Jircniv, Yuri'ye parlak bir şekilde gülümsedi. 

Ancak, karşısındaki herhangi bir kadını bayıltacak bir gülümseme aldıktan sonra bile, Yuri’nin ciddi ifadesi hiç değişmedi. Jircniv, gözlerine bakarak kalbinin de benzer şekilde hareketsiz kaldığını söyleyebilirdi.

Onun zevkine uymuyor muydu, ya da işle aşkı karıştırmayan tipte biri miydi? Ya da hizmet ettiği kişiye karşı sadakatle mi doluydu? 

Onu okuyamıyorum. İyi bir izlenim bırakmak istedim, ama bu çok zor olacak gibi görünüyor. Ve kadın olduğu sürece herkesle başa çıkabileceğime emindim… ah, eğer ihtiyar haklıysa, o zaman insan olmadıkları için olmalı. Benim çekiciliğim insan olmayan dişiler üzerinde işe yaramaz… yine de, hangi türe aitler? İnsan gibi görünüyorlar, ya da en azından, insana yakın… 

Gerçekte ne oldukları konusunda hiçbir fikri yoktu. 

Bu iki kara elfe ve iki hizmetçiye bakılırsa, Ainz Ooal Gown, görünüşe büyük önem veren bir adam olmalıydı. 

Eğer durum buysa… eğer hediyelerim bu ikisine kıyasla yeterince iyi değilse, o zaman belki de eli boş gelsem daha iyi olabilir…

Jircniv getirdiği arabalarda bekleyen kadınları düşündü. Görünüşleriyle gurur duyuyordu. Her biri, Jircniv’in emirlerine uymadıkları takdirde ailelerine ne olacağını iyi bilen asillerdi, ve ayrılmadan önce ailelerine yaşlı gözlerle veda etmişler ve buraya kalplerindeki kararlılıkla gelmişlerdi. 

Bu çok anlamsız. Yine de, diğer tarafın onlardan daha iyi güzelliklere sahip olduğunu öğrendikten sonra, artık ihtiyaç duyulmadıkları için sevinirler mi? Ya da bir kadın olarak onları kıskanırlar mı? Sanırım biraz elf almalıydım, değil mi? 

Jircniv, onları hazırlayacak yeterli zaman olmadığı, ve gelecekteki iş ilişkilerinde onları sermaye olarak saklamak istediği için yanında hiç köle elf getirmemişti. Bu ilişkiler Ainz ile olmayacaktı, Mare ile olacaktı. 

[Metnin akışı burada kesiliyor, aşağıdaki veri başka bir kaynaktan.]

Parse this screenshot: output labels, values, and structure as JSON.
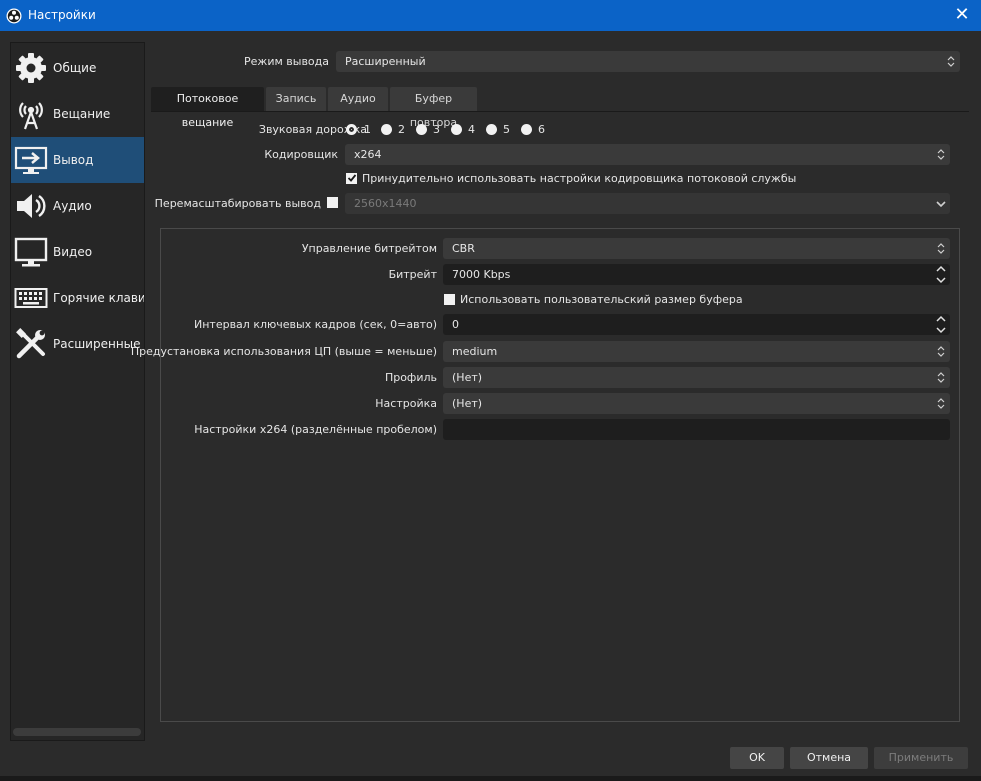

Mare’yi ― o panikleyen küçük kızı ― kancasına takmak, ve onu karşısında çırılçıplak bir şekilde soymak istedi. (ÇN: Adam niyeti bozdu, Mare’nin erkek olduğunu öğreninceki yüz ifadesini merak ediyorum.) Sonra ondan alacakları küçük kirli sırları  kendi amaçları için kullanacaklardı. 

Öncelikle, onun köleleştirilmiş akrabasını özgürleştirme vaadiyle dikkatini çekerdik. Karşılığında, Gown’un haberi olmadan bizim için bazı basit iyilikler yapardı. Ondan sonra, bunları bizim için daha çok şey yapmasını sağlamak adına şantaj malzemesi olarak kullanırız. En azından, plan buydu…  

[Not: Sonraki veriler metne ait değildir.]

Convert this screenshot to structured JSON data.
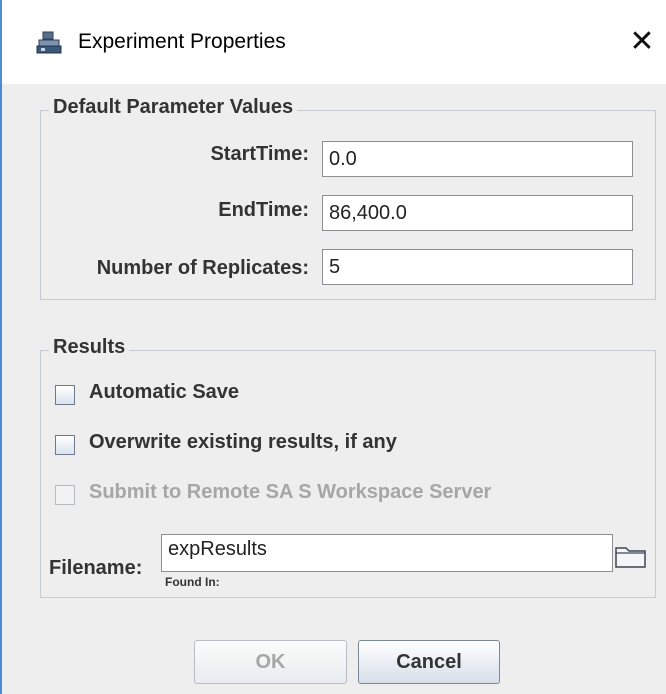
{
  "window": {
    "title": "Experiment Properties",
    "close_glyph": "✕",
    "icon": "app-icon"
  },
  "defaults": {
    "group_title": "Default Parameter Values",
    "start_time": {
      "label": "StartTime:",
      "value": "0.0"
    },
    "end_time": {
      "label": "EndTime:",
      "value": "86,400.0"
    },
    "replicates": {
      "label": "Number of Replicates:",
      "value": "5"
    }
  },
  "results": {
    "group_title": "Results",
    "automatic_save": {
      "label": "Automatic Save",
      "checked": false
    },
    "overwrite": {
      "label": "Overwrite existing results, if any",
      "checked": false
    },
    "remote": {
      "label": "Submit to Remote SA S Workspace Server",
      "checked": false,
      "disabled": true
    },
    "filename": {
      "label": "Filename:",
      "value": "expResults",
      "found_in": "Found In:",
      "browse_icon": "folder-icon"
    }
  },
  "buttons": {
    "ok": {
      "label": "OK",
      "disabled": true
    },
    "cancel": {
      "label": "Cancel"
    }
  },
  "colors": {
    "accent_border": "#4a8fd6",
    "dialog_bg": "#eeeeee",
    "group_border": "#c5c9d1"
  }
}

Jircniv, Mare hakkındaki yaptığı planları düşünürken, Yuri ona cevap verdi. 

“Majesteleri çok nazik. Ancak, efendimiz Ainz Ooal Gown bize açıkça İmparatora herhangi bir kabalık veya saygısızlık yapmamamızı emretti, ve bu yüzden, cömert isteğinizi kabul edemeyeceğimiz için üzgünüm.” 

“Öyle mi? Şey, çok yazık.” 

Jircniv sanki bir komedi eylemi yapıyormuş gibi abartılı bir şekilde omuz silkti. 

“Yine de, lütfen bana uygun gördüğünüz şekilde hitap etmekten çekinmeyin. Gown-dono ne yapıyor?” 

“Anlaşıldı. Efendimiz hala hazırlıklarını yapıyor, ve biraz daha zamana ihtiyacı olacak. Sabırlı olmanızı ve onu beklemenizi istiyorum.” 

“Anlıyorum. O zaman, nerede bekleyeceğiz? O kulübenin içinde mi?” 

“Hayır. Burada bekleyeceğinizi umuyorum.” 

Jircniv başını gökyüzüne kaldırdı. Her ne kadar yakında yağmur yağacak gibi görünmese de, gökyüzündeki kara bulutlar ile hava durumunu iyi diye adlandırmak zordu. Buna ek olarak, kış olduğu için hava soğuk olmalıydı, her ne kadar Jircniv büyülü kıyafetleri sayesinde bunu hissetmese de. 

Burada beklememizi söylerken ne düşünüyor? Yerimizi bilmemizi istiyor olabilir mi? 

Özür dilemek için kırgın tarafın evine gelmesi emredildiği için, Jircniv’in mevcut koşulları zaten kötüydü. Ve şimdi, üstüne üstlük, Ainz Ooal Gown onu daha da aşağılamak istiyordu. Belli ki, Gown kötü bir kişiliğe sahipti. 

“Öyle mi?” 

Jircniv gözlerini kıstı. O ziyaretçilerini geldikleri gibi huzuruna alırdı. 

“O zaman, arabalarımıza döneceğiz ve onu orada bekleyeceğiz.” 

Jircniv bu sözleri söylerken birçok kraliyet muhafızından yayılan öfkeyi hissedebiliyordu. 

Komşu bir ülkede olabilirler ― ve bu işin sonunda düşman da olabilirler ― ama yine de, büyük bir ulusun imparatorunun böyle bir yerde beklemesine izin vermek çok kaba bir davranıştı. 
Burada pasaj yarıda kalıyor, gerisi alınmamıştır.